Setengah jam kemudian beres. Horeee ... bisa, boleh! Si mbak sudah menghubungkan dengan teknisi pusat soal formalitas penggantian internet super joss, dengan membeli kartu TV baru 10€. Saya heran juga. Kok tidak pakai yang lama saja? Ah, mana tahu ibuk-ibuk ya? Sutralah.
Sebelum pulang, suami saya diberitahu bahwa dalam 10 hari, semua akan berfungsi seperti yang diinginkan. Untuk sementara masih versi lama, yang lambat.
***
Sepuluh hari kemudian, memang sudah berfungsi. Internet jos. Wee lah TV kenapa jadi tidak ada HD sama sekali? Gambar dengan kualitas biasa. Suami punya akal, mengganti dengan kabel baru yang khusus untuk HD (yang baru saja dibelinya). Walahhh karena tak ada tukang, mengerjakan sendiri ... masuk-keluar, masuk-keluar ... Tiga buah kabel panjang itu saya masukkan di sebuah pipa dari lantai dua ke lantai dasar. Lalu keluar lagi karena mbundhet atau macet di tengah jalan. Dan seterusnya. Suami yang di lantai dasar tarik-tarik.

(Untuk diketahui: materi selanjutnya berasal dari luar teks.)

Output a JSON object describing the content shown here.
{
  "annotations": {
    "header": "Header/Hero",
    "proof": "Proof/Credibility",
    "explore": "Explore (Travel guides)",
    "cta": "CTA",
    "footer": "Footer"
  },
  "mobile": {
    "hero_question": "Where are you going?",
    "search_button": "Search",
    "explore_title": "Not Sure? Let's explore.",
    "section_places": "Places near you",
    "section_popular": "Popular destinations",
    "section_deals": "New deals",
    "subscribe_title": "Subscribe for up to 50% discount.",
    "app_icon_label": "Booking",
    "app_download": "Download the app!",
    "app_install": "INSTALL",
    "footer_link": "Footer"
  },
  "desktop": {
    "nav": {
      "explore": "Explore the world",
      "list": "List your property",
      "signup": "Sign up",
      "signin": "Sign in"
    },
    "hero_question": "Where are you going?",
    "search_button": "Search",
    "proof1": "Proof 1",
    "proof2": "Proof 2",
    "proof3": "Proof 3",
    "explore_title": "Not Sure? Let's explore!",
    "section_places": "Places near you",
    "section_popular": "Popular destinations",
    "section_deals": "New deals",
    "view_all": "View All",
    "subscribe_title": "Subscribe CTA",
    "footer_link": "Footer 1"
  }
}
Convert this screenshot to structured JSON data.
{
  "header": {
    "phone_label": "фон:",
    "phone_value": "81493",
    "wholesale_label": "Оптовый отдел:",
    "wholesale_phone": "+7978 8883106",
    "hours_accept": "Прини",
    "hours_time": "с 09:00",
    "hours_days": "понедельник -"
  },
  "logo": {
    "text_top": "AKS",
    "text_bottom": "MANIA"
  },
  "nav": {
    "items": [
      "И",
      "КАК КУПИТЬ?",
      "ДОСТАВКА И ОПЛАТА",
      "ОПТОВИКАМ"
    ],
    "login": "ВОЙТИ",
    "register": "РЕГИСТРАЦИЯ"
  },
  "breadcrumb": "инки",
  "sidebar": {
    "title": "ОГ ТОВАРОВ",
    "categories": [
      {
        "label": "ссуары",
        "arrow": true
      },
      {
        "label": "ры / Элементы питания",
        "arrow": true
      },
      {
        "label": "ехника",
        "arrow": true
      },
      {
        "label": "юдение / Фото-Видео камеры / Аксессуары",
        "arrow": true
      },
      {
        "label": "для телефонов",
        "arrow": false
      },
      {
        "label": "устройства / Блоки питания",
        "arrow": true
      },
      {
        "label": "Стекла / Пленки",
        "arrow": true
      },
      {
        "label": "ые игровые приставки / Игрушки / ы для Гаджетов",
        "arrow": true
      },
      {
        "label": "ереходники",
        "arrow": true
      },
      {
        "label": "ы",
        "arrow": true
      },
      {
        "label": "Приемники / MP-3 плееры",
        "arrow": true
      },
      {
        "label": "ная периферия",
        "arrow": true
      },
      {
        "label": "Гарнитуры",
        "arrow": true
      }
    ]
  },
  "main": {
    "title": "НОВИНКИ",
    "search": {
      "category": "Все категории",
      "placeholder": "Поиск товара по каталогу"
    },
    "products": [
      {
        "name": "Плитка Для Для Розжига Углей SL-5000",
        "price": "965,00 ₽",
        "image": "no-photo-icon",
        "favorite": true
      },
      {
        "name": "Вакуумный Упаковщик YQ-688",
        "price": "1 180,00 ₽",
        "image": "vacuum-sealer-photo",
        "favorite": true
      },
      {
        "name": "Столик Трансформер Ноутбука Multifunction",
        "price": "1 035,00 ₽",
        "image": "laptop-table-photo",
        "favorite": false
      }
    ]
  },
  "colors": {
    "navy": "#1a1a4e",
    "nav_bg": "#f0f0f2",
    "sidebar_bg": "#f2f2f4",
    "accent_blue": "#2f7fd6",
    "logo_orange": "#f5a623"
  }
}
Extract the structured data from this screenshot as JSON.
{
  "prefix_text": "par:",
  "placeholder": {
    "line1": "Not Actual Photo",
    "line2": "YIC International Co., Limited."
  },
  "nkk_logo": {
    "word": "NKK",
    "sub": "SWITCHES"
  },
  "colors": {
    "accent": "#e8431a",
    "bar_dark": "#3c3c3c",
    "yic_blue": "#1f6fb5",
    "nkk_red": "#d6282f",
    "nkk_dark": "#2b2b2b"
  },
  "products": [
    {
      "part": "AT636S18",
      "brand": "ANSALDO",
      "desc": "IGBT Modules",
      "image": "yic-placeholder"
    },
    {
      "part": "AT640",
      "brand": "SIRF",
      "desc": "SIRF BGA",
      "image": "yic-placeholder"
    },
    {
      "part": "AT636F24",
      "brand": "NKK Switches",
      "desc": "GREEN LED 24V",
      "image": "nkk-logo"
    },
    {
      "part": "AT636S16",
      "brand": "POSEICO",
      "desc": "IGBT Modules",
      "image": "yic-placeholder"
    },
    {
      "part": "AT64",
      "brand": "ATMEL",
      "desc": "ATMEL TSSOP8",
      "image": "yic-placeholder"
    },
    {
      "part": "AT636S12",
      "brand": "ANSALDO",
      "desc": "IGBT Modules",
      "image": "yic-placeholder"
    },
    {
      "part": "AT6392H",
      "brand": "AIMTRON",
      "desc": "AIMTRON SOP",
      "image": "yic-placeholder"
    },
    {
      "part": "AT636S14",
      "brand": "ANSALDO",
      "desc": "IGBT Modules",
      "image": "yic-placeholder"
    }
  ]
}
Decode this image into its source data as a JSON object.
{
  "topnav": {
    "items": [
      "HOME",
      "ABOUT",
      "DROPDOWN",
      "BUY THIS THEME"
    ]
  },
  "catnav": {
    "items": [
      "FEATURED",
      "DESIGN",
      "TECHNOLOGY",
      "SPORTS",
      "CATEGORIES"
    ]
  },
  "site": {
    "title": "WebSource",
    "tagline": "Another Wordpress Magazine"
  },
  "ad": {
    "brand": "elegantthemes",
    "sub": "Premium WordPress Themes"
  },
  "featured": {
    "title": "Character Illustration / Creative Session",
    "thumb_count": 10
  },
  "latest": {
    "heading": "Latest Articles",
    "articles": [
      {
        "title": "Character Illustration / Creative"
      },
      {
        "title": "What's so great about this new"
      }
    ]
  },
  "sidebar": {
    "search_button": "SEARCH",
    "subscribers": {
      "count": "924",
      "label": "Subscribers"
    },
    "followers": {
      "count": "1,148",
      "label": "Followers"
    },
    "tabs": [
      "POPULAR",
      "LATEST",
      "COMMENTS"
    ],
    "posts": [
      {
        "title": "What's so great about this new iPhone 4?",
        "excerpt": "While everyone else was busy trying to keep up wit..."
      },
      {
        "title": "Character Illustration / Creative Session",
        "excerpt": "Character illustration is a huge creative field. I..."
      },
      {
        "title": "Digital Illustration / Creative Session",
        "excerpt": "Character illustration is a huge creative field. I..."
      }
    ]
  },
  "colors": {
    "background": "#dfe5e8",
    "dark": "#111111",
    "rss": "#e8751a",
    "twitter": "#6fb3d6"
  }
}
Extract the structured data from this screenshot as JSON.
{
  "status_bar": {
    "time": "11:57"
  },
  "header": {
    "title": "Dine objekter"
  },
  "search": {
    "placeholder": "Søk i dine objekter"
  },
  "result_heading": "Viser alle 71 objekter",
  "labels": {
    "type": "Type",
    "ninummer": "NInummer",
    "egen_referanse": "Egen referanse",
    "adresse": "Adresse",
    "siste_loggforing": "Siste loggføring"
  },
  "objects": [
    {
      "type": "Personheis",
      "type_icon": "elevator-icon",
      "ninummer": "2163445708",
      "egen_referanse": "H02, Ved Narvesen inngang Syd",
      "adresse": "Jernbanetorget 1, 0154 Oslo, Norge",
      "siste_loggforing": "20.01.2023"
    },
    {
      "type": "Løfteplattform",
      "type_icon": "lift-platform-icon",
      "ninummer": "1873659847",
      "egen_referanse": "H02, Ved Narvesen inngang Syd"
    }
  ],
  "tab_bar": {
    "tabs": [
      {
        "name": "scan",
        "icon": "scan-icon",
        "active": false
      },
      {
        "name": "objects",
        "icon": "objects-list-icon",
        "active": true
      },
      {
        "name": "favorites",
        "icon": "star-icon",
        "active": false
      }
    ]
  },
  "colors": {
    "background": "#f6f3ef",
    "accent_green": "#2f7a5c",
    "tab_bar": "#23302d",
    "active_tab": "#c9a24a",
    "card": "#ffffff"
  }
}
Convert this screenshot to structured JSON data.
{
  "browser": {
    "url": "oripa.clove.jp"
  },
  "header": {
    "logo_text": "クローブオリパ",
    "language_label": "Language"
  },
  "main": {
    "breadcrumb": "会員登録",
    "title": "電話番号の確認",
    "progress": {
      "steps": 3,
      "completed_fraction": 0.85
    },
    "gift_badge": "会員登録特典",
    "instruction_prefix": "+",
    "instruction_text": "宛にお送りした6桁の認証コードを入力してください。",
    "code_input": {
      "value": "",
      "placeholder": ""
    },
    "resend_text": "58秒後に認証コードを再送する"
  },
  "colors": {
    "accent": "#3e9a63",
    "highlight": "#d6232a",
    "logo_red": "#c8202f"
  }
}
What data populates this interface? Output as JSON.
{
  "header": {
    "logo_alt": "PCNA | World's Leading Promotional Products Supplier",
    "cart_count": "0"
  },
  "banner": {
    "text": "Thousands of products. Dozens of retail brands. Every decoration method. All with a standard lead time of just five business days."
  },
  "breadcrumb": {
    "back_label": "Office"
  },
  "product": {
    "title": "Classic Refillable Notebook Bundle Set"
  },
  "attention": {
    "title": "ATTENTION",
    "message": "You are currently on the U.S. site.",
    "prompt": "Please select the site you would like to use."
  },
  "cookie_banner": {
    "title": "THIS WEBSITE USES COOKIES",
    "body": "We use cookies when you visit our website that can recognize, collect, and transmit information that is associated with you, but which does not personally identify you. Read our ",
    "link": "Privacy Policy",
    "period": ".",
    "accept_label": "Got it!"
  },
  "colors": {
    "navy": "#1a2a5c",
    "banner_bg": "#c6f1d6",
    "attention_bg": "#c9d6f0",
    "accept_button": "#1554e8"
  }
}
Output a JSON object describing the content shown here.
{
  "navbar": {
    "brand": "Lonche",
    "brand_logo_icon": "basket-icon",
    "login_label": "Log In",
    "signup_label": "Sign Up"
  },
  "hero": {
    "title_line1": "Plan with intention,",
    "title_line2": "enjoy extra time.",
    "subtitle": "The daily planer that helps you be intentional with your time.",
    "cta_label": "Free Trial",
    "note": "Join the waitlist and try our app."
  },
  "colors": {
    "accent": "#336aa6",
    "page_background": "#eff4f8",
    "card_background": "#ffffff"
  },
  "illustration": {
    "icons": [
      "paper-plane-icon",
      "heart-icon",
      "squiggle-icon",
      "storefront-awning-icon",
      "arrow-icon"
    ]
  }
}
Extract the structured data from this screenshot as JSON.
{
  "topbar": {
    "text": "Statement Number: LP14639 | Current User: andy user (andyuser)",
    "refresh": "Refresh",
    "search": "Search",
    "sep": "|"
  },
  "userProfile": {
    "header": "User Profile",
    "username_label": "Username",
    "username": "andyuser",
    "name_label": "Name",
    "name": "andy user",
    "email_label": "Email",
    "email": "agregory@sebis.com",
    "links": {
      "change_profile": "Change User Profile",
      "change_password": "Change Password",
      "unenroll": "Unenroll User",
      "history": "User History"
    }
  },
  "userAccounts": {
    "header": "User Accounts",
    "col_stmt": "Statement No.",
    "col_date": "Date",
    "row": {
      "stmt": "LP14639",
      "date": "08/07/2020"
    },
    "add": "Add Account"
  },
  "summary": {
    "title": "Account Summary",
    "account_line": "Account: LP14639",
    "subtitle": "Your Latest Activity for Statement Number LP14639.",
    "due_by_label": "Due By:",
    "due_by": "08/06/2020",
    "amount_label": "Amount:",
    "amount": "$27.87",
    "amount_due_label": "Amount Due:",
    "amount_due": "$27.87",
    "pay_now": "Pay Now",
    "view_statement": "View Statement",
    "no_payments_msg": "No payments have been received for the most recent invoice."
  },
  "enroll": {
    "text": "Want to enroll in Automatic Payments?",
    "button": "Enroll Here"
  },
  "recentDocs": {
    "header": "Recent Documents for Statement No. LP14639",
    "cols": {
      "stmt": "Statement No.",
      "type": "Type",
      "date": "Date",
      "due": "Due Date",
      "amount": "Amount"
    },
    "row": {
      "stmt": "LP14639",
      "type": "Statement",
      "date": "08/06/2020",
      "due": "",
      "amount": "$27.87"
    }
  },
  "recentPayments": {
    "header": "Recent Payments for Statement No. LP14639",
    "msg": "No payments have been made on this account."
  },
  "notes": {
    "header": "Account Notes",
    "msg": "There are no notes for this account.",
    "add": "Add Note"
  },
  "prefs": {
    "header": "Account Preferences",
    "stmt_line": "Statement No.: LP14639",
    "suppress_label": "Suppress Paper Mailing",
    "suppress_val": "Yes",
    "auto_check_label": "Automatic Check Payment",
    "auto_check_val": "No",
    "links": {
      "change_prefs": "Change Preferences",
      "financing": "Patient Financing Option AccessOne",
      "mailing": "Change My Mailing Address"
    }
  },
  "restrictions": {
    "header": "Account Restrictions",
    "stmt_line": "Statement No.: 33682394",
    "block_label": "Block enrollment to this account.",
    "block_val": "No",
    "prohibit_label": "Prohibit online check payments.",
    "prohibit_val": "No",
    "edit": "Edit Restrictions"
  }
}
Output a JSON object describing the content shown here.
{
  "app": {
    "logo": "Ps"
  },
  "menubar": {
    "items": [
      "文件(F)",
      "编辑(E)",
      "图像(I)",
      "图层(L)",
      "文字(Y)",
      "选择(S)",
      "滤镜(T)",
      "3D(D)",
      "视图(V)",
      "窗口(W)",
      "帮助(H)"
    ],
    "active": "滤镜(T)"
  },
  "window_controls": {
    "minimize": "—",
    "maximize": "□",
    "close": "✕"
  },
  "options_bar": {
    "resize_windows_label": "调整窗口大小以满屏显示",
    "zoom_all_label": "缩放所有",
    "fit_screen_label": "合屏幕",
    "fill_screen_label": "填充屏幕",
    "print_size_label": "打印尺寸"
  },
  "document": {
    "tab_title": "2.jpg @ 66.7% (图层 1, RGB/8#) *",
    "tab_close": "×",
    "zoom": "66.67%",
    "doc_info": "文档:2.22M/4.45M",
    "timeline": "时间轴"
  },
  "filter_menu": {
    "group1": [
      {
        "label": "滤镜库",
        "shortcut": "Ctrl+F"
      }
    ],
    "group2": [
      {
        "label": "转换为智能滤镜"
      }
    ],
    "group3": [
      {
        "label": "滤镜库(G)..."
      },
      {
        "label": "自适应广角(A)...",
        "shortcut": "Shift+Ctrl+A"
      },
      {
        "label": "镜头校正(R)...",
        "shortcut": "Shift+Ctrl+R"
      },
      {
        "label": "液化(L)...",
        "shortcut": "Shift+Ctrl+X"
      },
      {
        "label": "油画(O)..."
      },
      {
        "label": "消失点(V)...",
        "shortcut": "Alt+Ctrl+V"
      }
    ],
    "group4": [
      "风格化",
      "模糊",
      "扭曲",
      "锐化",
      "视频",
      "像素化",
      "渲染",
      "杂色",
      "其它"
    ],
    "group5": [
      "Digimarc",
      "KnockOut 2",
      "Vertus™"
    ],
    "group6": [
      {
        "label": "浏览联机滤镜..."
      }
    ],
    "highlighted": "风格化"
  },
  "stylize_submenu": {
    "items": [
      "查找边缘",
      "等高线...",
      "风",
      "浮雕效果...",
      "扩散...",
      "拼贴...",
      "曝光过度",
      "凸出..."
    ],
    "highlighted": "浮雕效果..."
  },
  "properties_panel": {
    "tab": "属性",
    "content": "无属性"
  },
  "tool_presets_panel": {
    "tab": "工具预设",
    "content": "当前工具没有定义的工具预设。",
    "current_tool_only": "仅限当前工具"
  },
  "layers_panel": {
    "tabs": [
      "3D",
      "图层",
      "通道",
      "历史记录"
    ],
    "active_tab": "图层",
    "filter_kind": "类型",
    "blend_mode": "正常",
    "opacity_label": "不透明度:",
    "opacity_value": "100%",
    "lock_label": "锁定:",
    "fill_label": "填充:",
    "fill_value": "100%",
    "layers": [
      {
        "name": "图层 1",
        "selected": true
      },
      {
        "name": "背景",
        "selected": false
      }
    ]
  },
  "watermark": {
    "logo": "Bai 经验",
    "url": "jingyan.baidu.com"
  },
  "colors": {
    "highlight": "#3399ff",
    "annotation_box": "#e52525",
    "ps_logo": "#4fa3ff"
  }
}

“Yaaaa, teruusss. Teruuuuus ... “ Teriakannya dari lantai dasar bisa saya dengar samar-samar.
“Stopp ... stoppp ...“ Saya kasih aba-aba. Jiahhhh ... tangan dan muka saya hitam semua karena pipa ada di atas tungku, di bawah cerobong asap alias Kamin. Nasib. “Kenapa sih tadi masukin kabelnya muter-muter... harusnya lurus lebih mudah“ omelan saya dipasangi muka bersalah suami. Hahaha ... ya sudah. Sudah kelar.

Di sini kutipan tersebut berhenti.